By Cindy Iutzi
The often discussed and as yet unresolved issue of curtailing late night outside bands and noise in Keokuk could come to a vote at the next Keokuk City Council meeting.
Mayor Tom Marion said two revised ordinances would be offered to council members Thursday for an “up or down vote to lay this to rest.”
At the root of one issue is a provision of an ordinance that allows “outdoor music and/or entertainment event(s) of any type” to be conducted until 1 a.m. on Fridays and Saturdays.
L-Treyns Bar at 1108 Main St., Keokuk, built a beer garden several years ago and during the summer months bands and music play outside until 1 a.m.
Several residents call the police department and regularly complain when the music continues late into the night.
Resident Keith Oliver, who has been steadfast in his request for an earlier end-time to outdoor music at L-Treyns, attended the workshop and encouraged the council to come to a decision.
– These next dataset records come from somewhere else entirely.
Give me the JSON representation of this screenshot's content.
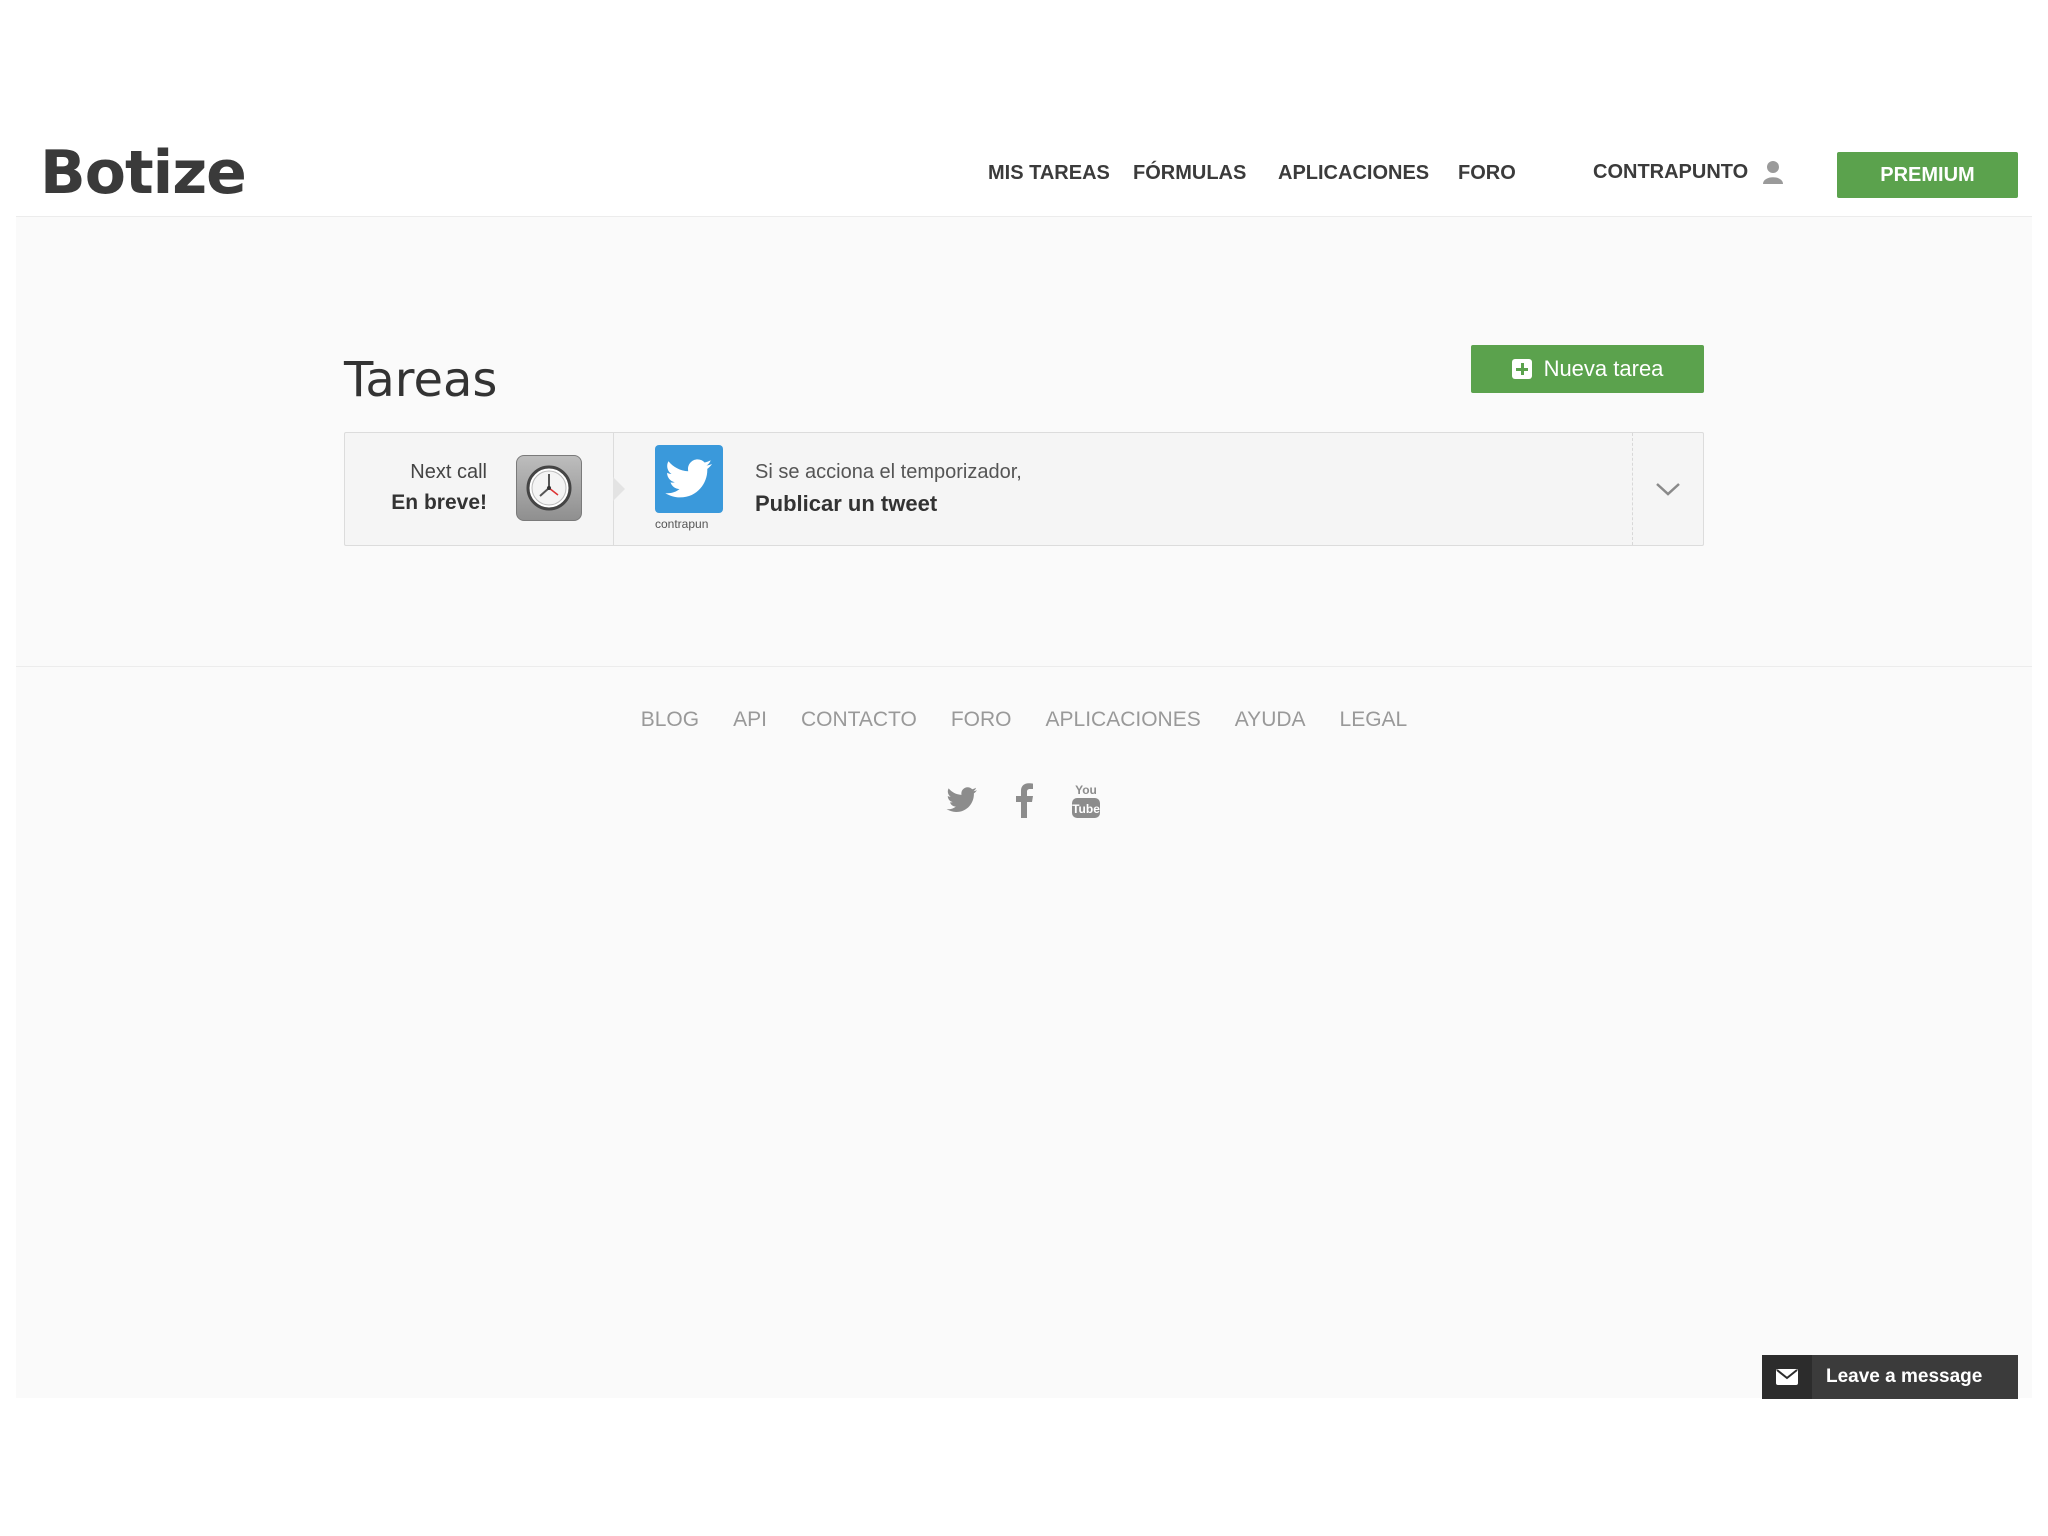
{
  "header": {
    "logo": "Botize",
    "nav": [
      "MIS TAREAS",
      "FÓRMULAS",
      "APLICACIONES",
      "FORO"
    ],
    "user_label": "CONTRAPUNTO",
    "premium_label": "PREMIUM"
  },
  "main": {
    "title": "Tareas",
    "new_task_label": "Nueva tarea",
    "task": {
      "next_call_label": "Next call",
      "next_call_value": "En breve!",
      "app_account": "contrapun",
      "condition": "Si se acciona el temporizador,",
      "action": "Publicar un tweet"
    }
  },
  "footer": {
    "links": [
      "BLOG",
      "API",
      "CONTACTO",
      "FORO",
      "APLICACIONES",
      "AYUDA",
      "LEGAL"
    ],
    "social": [
      "twitter-icon",
      "facebook-icon",
      "youtube-icon"
    ]
  },
  "chat": {
    "label": "Leave a message"
  },
  "colors": {
    "accent_green": "#5ba24d",
    "twitter_blue": "#3a99db",
    "chat_dark": "#3b3b3b"
  }
}
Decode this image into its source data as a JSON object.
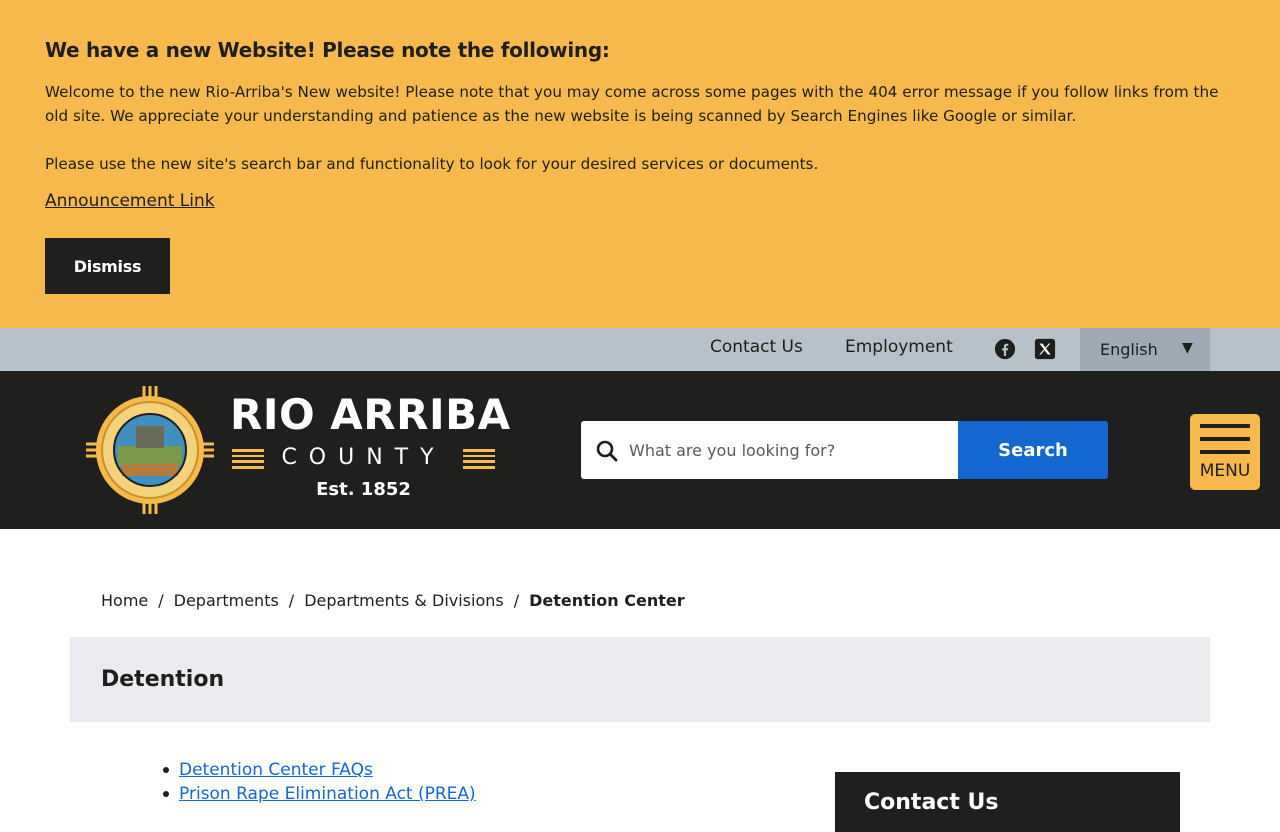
{
  "banner": {
    "title": "We have a new Website! Please note the following:",
    "paragraph1": "Welcome to the new Rio-Arriba's New website! Please note that you may come across some pages with the 404 error message if you follow links from the old site. We appreciate your understanding and patience as the new website is being scanned by Search Engines like Google or similar.",
    "paragraph2": "Please use the new site's search bar and functionality to look for your desired services or documents.",
    "link_label": "Announcement Link",
    "dismiss_label": "Dismiss"
  },
  "utility": {
    "contact_label": "Contact Us",
    "employment_label": "Employment",
    "social_icons": [
      "facebook-icon",
      "x-twitter-icon"
    ],
    "language_selected": "English"
  },
  "header": {
    "brand_name": "RIO ARRIBA",
    "brand_county": "COUNTY",
    "brand_est": "Est. 1852",
    "search_placeholder": "What are you looking for?",
    "search_button_label": "Search",
    "menu_label": "MENU"
  },
  "breadcrumb": {
    "items": [
      "Home",
      "Departments",
      "Departments & Divisions"
    ],
    "current": "Detention Center",
    "separator": "/"
  },
  "page": {
    "title": "Detention",
    "links": [
      "Detention Center FAQs",
      "Prison Rape Elimination Act (PREA)"
    ],
    "sidebar_title": "Contact Us"
  },
  "colors": {
    "banner_bg": "#f7b94c",
    "header_bg": "#1f201d",
    "utility_bg": "#b7c1c9",
    "accent_blue": "#1466d0",
    "title_band_bg": "#eaebee"
  }
}
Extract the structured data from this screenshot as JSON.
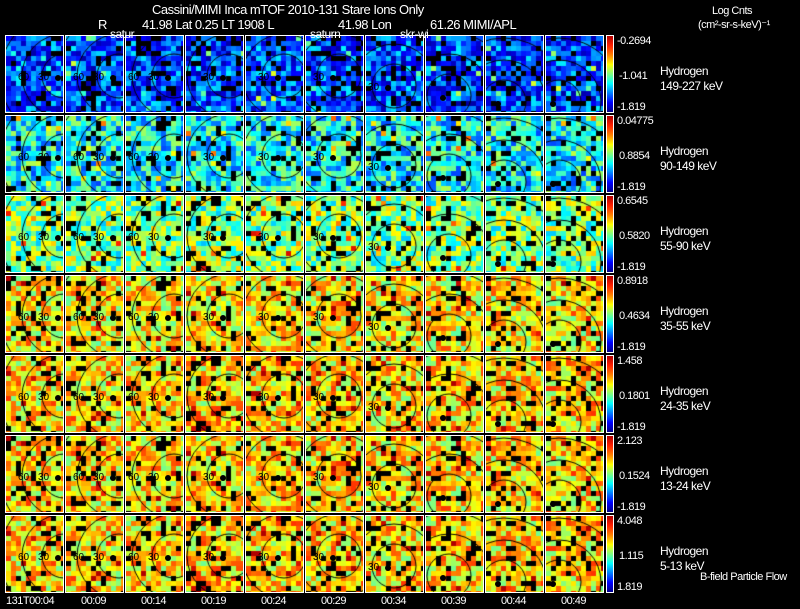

“Every time (L-Treyns owner) Larry Roberts has a band I will call the police and complain because I can’t sleep until he shuts down,” Oliver said. “One in the morning is too excessive.”
Oliver contends that Roberts didn’t ask the city council for a 1 a.m. limit.
“His original proposal was 11 to 11:30 p.m.,” Oliver said. “We can work it out so it’s beneficial to both. What irritates me is that in the four years we’ve been doing this, we’ve worked with the council, but Larry Roberts has done nothing.”
Roberts has appeared before the council at past meetings and defended the time limit imposed by the ordinance, saying that his business is enhanced by the later outside music venue.
Council member Susan Dunek believes the proposed 11 p.m. cut-off time is too restrictive for those whose jobs aren’t on the 9 a.m. to 5 p.m. work schedule.
“A whole section of the population ends its workday at 8 p.m.,” Dunek said. “We need to be realistic that a lot of different people live their lives differently.”
“It’s like we’re trying to make this a retirement community,” said council member Mike Moore, adding that he hears trains go by every night.
Council member John Helenthal has researched the music situation by traveling around the community while music plays outside at L-Treyns.
“The sound at 15th and 16th and Palean is as loud as in the alley behind the business,” he said. “I don’t know that it’s the music that is so much louder. The building is like an amphitheater to project music out.”
Helenthal suggested that modifications to L-Treyns could limit the music volume projection into the community.
Sandy Pollitt, also a council member, believes “11 p.m. is an appropriate time to end outdoor music.” She added that the music inside the building is not being curtailed.
“We’re not limiting partying,” said council member Ron Payne.
Payne responded to Moore’s retirement community comment by saying that several cities in Iowa have growing retirement communities “and that’s not such a bad thing.”
Council member Mike O’Connor noted that the entire dispute about music seems to be between the Olivers and Larry Roberts.
In past meetings, council member Roger Bryant said that he’d received phone calls complaining about the music level, but since he’s moved into a new ward, hasn’t gotten any.
Neither council members Larry Mortimer nor Zane Zirkel were present at the workshop, but Zirkel emailed his opinion and several suggestions.
Zirkel noted that citations for excessive noise brought a $50 penalty, which he considered to be an insignificant penalty easily paid by the lawbreaker.
“I believe we should keep a list of those cited and possibly consider an incremental fine possibly leading to jail time,” Zirkel wrote. “Someone making thousands of dollars in an evening will pay a $50 fine each time.”
Zirkel suggested authorizing the police to shut down the event or close the business.
The revised noise ordinance that will be considered Thursday would exclude a portion of a section regarding “mechanical apparatus” as the city council attempts to limit ambiguity in the code.